Trisha kept her voice low so the boys wouldn’t hear. “And what was that boy to you?”

“Just a friend.”

“Why did he call all the time?”

“Dunno. Well, he’d been abroad and didn’t really have any pals when he came back. He was lonely, maybe.”

Trisha gave the frying pan an angry little shake.

“Why did they ask you to go and see his body then?”

Paddy shrugged, trying to be casual about it, but one of her shoulders got stuck up around her ears and betrayed her. “I just knew him from way back. We started at the paper at the same time.”

Behind them the boys were squabbling over the free toy from the cereal packet. Without looking, Trisha called over her shoulder, “It’s BC’s shot, son. You got it the last time.”

“But that’s the one I want.” Pete crossed his arms tight and scowled, a tiny despot planning a coup. “I’m the one that likes dinosaurs.”

BC waggled the cheap toy at Pete, taunting him. Paddy and Trisha smiled at the frying pan, keeping their faces from the boys.

“Give it to him,” Caroline ordered her son, always quick to take a side against him.

“Shots each,” said Trisha, “or I’ll keep the toy for myself.”

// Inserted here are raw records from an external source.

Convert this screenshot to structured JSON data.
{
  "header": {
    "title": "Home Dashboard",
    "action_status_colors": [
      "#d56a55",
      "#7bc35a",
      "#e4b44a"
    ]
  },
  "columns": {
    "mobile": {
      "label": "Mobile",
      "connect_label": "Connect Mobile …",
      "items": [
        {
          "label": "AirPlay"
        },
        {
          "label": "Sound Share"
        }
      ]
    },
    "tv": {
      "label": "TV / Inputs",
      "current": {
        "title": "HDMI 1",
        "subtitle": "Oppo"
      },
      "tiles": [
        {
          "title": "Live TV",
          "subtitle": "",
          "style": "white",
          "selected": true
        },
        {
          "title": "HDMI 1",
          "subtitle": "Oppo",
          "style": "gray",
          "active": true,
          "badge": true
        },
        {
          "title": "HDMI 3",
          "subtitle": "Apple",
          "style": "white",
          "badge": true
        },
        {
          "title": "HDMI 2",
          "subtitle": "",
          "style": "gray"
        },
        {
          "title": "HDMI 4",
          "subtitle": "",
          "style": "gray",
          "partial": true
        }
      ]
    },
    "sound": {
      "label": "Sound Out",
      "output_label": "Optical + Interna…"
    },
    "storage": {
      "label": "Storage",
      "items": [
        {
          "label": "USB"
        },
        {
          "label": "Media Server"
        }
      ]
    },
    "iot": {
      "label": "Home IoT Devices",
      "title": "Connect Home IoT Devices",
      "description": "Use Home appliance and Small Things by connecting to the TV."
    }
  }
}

Using the wooden spatula, Trisha splashed hot fat over the top of the eggs and dropped her voice again. “I mean, the boy surely had some family.”

“Terry had no one,” said Paddy, adding, by way of explanation, “He was a Protestant.”

Trisha smirked: it was an old country joke about non-Catholics, designed to appeal to Trisha’s prejudices, about how Protestants neglected to breed like rats and didn’t all live on top of each other. “You’ve got me down as a right old greenhorn, don’t ye?”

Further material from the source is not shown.